1971''deki “9 Mart” yenilgisinin ardından gelen süreçte PKK''nın kurulmasına yardım eden ve kollayan unsurlar, PKK''yı bir manivela olarak kullanmak suretiyle nasıl bir Türkiye hayal ettiklerini bilmediğimizi sanmasınlar.

Bin yıllık ortak tarihin getirdiği kültür, inanç ve misyon birliğini bozmayı amaçlayan o Türkiye resminin gerçekleşmeyeceğini herkesin bilmesi gerekiyor. İmralı sürecinde Öcalan bile bu gerçeğin farkına vardığını ve görüşlerinde stratejik bir dönüşüm gerçekleştiğini itiraf etmişti.

“Oslo görüşmeleri”nin sabote edilmesiyle “milli birlik ve kardeşlik” projesini uygulamak yönündeki tarihi bir fırsat elden kaçırıldı. Aynı odaklar bu kez AK Parti hükümetini zayıflatmak ve mümkünse devirmek için PKK''yı mantık dışı yollara savurdular. “Tavşana kaç, tazıya tut” hikayesi..

“AK Parti''yi bitireceğiz” diye bu kirli yollara tevessül edenler Türkiye''yi dar alanlara hapsetmek istiyorlar. Türkiye, milleti oluşturan bütün unsurlarıyla birlikte bu oyunu da bozarak yoluna devam edecektir. Uzun lafın kısası, kavgaya son, yola devam.

Kot taşlama işçileri..

Kot taşlama işi yapanlar “silikozis” denilen bir hastalağına yakalanıyorlar ve onlarcası genç yaşlarda hayatlarını kaybediyorlardı.

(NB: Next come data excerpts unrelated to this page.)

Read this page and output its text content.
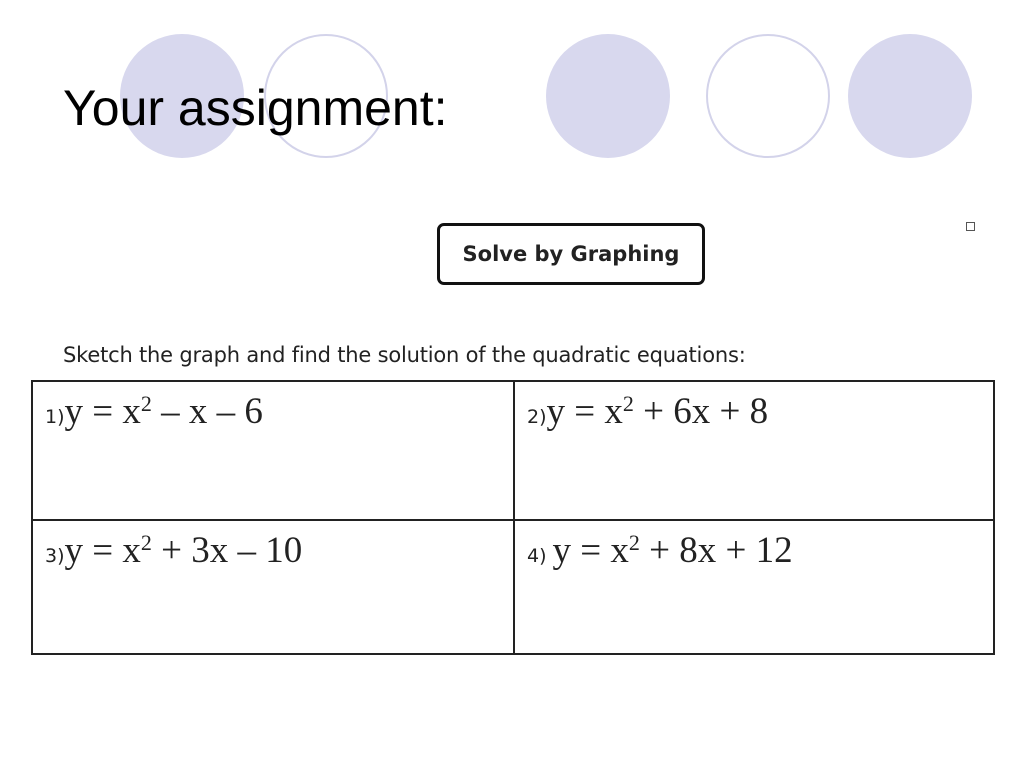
Your assignment:
Solve by Graphing

Sketch the graph and find the solution of the quadratic equations:

$1)y = x^2 - x - 6$	$2)y = x^2 + 6x + 8$
$3)y = x^2 + 3x - 10$	4) $y = x^2 + 8x + 12$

Kot işinde uzun yıllar kimya mühendisi olarak çalışan bir arkadaşımdan bu konuda tatmin edici bilgiler almıştım.

Duyduklarımız gerçekti.

Denetimsizlik nedeniyle kot işçileri bu amansız hastalığın pençesine düşüyorlar ve kendi kaderleriyle başbaşa kalıyorlardı.

Devletin el atması ve çözüm getirmesi gereken bir sorun bu.

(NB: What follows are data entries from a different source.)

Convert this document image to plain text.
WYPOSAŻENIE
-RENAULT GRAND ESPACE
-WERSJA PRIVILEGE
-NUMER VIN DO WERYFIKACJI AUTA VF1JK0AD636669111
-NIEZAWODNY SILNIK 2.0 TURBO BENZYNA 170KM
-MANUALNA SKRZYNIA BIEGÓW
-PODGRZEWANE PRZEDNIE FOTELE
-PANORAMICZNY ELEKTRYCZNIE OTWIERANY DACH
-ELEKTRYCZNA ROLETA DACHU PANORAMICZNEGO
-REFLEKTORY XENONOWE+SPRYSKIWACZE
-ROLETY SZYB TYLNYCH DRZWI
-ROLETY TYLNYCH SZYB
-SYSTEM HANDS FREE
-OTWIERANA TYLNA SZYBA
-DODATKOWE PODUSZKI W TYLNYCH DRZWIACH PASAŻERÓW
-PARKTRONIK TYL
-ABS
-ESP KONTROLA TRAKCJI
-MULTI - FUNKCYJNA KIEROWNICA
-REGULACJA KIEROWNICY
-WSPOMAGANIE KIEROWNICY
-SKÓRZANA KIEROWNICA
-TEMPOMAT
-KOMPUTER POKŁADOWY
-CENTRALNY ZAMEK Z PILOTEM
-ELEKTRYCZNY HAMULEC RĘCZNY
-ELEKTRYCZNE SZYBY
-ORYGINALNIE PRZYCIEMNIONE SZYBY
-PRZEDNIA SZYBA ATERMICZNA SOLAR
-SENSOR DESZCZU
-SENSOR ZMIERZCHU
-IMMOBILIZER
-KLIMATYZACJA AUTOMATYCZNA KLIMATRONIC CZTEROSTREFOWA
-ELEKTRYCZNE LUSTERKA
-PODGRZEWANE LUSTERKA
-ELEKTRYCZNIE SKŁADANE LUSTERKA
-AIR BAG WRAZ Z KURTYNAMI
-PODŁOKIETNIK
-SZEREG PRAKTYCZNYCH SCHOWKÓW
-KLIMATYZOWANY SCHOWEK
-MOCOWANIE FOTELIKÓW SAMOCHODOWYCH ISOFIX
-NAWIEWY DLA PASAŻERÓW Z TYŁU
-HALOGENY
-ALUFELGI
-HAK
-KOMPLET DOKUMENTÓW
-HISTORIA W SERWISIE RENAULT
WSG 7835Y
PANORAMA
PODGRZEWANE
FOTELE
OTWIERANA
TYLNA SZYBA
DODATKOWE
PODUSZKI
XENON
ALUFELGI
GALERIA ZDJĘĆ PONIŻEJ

Sendikacılar, sivil toplum kuruluşları bir süredir soruna dikkat çekiyorlar ve bu hastalığın “meslek hastalığı” olarak kabul edilmesi için mücadele veriyorlar.

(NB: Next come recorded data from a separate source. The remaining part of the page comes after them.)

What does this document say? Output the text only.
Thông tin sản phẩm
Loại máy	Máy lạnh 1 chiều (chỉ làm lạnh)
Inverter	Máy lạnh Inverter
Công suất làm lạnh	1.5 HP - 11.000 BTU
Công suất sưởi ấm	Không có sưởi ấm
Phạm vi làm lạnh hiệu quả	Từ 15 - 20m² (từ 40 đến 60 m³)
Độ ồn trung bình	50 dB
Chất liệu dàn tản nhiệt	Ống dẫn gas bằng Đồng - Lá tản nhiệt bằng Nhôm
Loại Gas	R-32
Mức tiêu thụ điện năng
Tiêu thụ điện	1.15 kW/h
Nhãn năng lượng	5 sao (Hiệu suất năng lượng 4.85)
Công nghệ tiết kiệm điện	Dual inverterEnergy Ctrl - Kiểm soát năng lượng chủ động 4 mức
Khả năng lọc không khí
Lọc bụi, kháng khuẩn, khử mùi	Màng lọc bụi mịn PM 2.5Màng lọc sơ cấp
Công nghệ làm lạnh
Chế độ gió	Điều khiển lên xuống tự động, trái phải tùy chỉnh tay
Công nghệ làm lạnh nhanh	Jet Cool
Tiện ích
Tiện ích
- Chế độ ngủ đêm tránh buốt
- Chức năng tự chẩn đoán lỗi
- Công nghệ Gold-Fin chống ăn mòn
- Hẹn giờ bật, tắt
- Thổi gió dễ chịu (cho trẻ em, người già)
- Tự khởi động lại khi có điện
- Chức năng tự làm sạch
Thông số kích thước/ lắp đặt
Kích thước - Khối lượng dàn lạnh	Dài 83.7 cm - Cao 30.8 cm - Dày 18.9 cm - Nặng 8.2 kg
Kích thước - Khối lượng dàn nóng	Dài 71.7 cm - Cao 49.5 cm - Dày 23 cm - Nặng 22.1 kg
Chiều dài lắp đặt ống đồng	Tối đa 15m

BDP Bingöl Milletvekili İdris Baluken, silikozisin meslek hastalığı olarak tanımlanması için bir kanun teklifi vermiş.

Silikozis hastalığının tanımının yapılması ve “meslek hastalığı” olarak kanunda yer bulması için “Sosyal Sigortalar ve Genel Sağlık Sigortası Kanunu”nda değişiklik yapılması isteniliyor teklifte.

Baluken, silikozis tehdidi altındaki işçilerin yaşadıkları mağduriyetlerin tespit edilerek giderilmesi için Meclis Araştırması isteyen bir önergeyi de Meclis Başkanlığı''na sunmuş.

Meclis''te yer alan partilerimizin kot işçilerimizi mağdur eden bu soruna hassasiyetle yaklaşacaklarını ümit ediyorum.

Eski CHP-Yeni CHP kavgası

Değişen dünya ve Türkiye koşullarında “yeni bir CHP” yaratılmasının gerekliliği konusunda-CHP''nin bir kısım kemikleşmiş tabanı hariç- herkes mutabıktı.

Kemal Kılıçdaroğlu''nun genel başkanlık koltuğuna oturması ve CHP''nin “Yeni Türkiye”nin partisi olarak siyaset sahnesinde yer almasına ilişkin ipuçları ümit verici bir gelişmeydi.

Başından beri “yeni CHP”nin varlık bulması için yeni kadronun parti tabanının değişen koşullara ayak uydurmalarını sağlamaları yönünde bir seferberlik gerçekleştirmesi gerektiğine dikkat çekiyorum.

Bu elbette çetrefilli ama muhakkak zorlanması gereken bir süreçti.

Tabanda gerçekleştirilecek bir seferberlik kısa vadede kazandırmayacak belki ama orta vadede CHP''yi derleyip toparlayacak ve bir iktidar alternatifi olarak kendini göstermesini sağlayacaktı.

Bu yüzden CHP tabanının değişime ve yenilenmeye ikna edilmesi bir zorunluluk.

Hâlâ da öyle düşünüyorum.

Ne ki “Eski CHP”yi muhafaza etmek isteyen odaklar da mücadeleyi elden bırakmadılar.

CHP kendini yenileme fırsatı bulamadan “Ergenekon-Silivri” handikapına düşürüldü.

Eski CHP''liler bir hamle daha yaparak CHP''yi kurultayın eşiğine getirdiler.

“CHP''nin oy oranı düştü” propagandası eşliğinde CHP yeni bir maceraya daha sürükleniyor.

Ama Türkiye sosyolojisi kendi yolunda ilerlemeye devam ediyor.

Bu sosyoloji içinde eski CHP''ye yer kalmadığını görmek istemeyenler kurultayda zafer kazansalar ne değişecek ki?